# Struck out on forest grouse



## redleg (Dec 5, 2007)

I took my 2 Britts to the summit of the Alpine loop Saturday. Didn't see a single grouse. Then we got rained out. I'm glad most of you have done better so far this season.
Grouse is my favorite hunt, I hope things improve this year.


----------



## wyogoob (Sep 7, 2007)

Me too. Went to my "hot spot" up in the Uintas this afternoon and got skunked. 
Ended up fishing. 

But a nice fall day to be outdoors.


----------



## Riverrat77 (Sep 7, 2007)

Right there with you... went out Saturday and didn't see anything... perfect area, just no birds that the dog or I could kick up. Heard no shots from anyone else either. Oh well... it was sure a pretty day to be out. I would have gone Sunday but forgot I had a ball game that morning. Oh well... priorities I guess. 8)


----------



## TAK (Sep 9, 2007)

Is the boat full? Sunday went out and took a long walk!!!!


----------



## Chaser (Sep 28, 2007)

Man, I am in that very same full boat! My pops and I hunted near Strawberry on saturday as well. We saw a few feathers, but no birds. Many of the areas we tried were pretty beaten up from range maggot grazing.
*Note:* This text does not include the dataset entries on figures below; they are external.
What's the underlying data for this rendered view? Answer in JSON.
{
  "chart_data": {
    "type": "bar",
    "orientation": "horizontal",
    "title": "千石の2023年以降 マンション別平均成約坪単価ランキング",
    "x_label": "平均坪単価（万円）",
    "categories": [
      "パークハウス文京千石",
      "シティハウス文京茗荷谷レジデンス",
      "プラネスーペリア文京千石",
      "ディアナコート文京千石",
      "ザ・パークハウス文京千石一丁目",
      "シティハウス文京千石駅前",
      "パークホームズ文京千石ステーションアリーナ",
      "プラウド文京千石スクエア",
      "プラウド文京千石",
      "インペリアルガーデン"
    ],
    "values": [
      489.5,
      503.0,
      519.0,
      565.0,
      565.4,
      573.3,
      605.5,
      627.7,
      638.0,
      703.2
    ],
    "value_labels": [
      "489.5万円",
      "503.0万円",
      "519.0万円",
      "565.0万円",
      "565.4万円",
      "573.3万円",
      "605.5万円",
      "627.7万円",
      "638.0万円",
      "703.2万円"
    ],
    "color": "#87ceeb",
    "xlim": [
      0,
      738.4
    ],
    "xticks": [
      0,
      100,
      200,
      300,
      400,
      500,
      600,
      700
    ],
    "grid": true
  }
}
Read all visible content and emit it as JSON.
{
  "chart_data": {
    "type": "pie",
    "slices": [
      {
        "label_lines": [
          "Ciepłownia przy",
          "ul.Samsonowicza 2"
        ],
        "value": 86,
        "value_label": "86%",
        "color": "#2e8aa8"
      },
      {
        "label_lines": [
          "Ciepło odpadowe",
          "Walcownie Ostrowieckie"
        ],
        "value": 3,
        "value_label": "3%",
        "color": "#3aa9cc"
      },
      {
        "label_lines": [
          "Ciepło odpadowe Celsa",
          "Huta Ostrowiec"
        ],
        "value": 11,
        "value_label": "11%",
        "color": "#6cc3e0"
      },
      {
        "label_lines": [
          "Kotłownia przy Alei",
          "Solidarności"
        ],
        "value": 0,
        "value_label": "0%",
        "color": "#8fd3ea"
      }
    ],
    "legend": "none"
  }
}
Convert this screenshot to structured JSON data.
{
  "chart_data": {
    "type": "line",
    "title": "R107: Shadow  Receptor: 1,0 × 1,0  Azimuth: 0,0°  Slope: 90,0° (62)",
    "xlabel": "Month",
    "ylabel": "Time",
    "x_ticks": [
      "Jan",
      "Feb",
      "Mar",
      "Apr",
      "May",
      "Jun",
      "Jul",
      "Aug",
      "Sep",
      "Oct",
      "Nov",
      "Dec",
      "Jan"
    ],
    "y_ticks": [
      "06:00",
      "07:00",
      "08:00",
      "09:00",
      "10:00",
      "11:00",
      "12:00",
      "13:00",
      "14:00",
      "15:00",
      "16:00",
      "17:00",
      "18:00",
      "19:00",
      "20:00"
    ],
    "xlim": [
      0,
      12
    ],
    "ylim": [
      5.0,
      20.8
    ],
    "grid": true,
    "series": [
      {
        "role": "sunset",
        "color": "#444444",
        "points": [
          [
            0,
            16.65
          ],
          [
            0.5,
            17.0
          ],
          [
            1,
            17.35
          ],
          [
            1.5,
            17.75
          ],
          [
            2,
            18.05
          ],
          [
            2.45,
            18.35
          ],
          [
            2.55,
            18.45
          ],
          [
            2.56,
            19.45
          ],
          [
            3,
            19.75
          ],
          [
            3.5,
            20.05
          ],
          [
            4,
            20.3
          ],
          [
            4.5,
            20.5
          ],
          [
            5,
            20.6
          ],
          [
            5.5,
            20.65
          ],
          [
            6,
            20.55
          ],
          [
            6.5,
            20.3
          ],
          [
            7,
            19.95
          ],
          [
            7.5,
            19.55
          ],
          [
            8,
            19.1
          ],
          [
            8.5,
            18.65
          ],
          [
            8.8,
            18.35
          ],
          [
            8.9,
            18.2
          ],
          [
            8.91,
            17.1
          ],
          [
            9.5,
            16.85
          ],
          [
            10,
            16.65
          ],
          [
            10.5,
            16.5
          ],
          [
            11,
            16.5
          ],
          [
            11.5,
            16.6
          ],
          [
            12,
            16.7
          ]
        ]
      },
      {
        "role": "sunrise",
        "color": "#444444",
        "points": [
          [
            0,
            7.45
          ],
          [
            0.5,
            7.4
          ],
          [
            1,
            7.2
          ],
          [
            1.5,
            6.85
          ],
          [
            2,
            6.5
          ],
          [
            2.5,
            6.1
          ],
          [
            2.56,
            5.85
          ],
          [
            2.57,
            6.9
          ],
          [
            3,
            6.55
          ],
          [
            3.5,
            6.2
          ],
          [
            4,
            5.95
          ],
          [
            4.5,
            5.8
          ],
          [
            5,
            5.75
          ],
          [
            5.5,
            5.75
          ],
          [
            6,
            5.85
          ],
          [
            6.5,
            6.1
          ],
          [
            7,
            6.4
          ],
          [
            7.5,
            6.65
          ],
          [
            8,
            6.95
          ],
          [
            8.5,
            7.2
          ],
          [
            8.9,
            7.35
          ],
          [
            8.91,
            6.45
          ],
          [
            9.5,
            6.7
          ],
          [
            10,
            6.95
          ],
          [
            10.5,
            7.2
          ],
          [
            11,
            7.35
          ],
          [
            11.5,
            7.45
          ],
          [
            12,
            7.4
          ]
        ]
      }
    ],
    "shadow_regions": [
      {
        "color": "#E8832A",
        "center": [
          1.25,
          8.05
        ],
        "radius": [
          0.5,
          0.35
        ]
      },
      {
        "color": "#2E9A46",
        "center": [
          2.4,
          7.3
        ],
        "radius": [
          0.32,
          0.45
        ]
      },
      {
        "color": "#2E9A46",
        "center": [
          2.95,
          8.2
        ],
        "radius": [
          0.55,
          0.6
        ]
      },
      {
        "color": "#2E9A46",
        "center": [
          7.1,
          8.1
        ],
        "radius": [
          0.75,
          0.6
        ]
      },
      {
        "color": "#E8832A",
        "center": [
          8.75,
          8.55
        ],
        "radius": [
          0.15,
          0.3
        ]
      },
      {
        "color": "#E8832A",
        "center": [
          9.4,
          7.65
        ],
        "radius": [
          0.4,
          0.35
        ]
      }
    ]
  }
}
I feel like all I do lately is take a walk with my shotgun instead of hunting. After the disappointing morning we stopped by the Berry for a couple hours. I managed to catch a 19 inch Cutt, but that was it.


----------



## redleg (Dec 5, 2007)

Maybe I should have been fishing


----------



## jason.little (Sep 22, 2008)

I hunted wasatch range today, and after 4 hours of hiking up and down the mountain I found that my muscle were very tired, my dog was full of burrs, and that was about it. Ahhhh....


----------



## Rabbit_slayer16 (Oct 18, 2007)

I have actually been getting into a lot of birds this year. i have taken 8 in my 4 times out and missed plenty others.


----------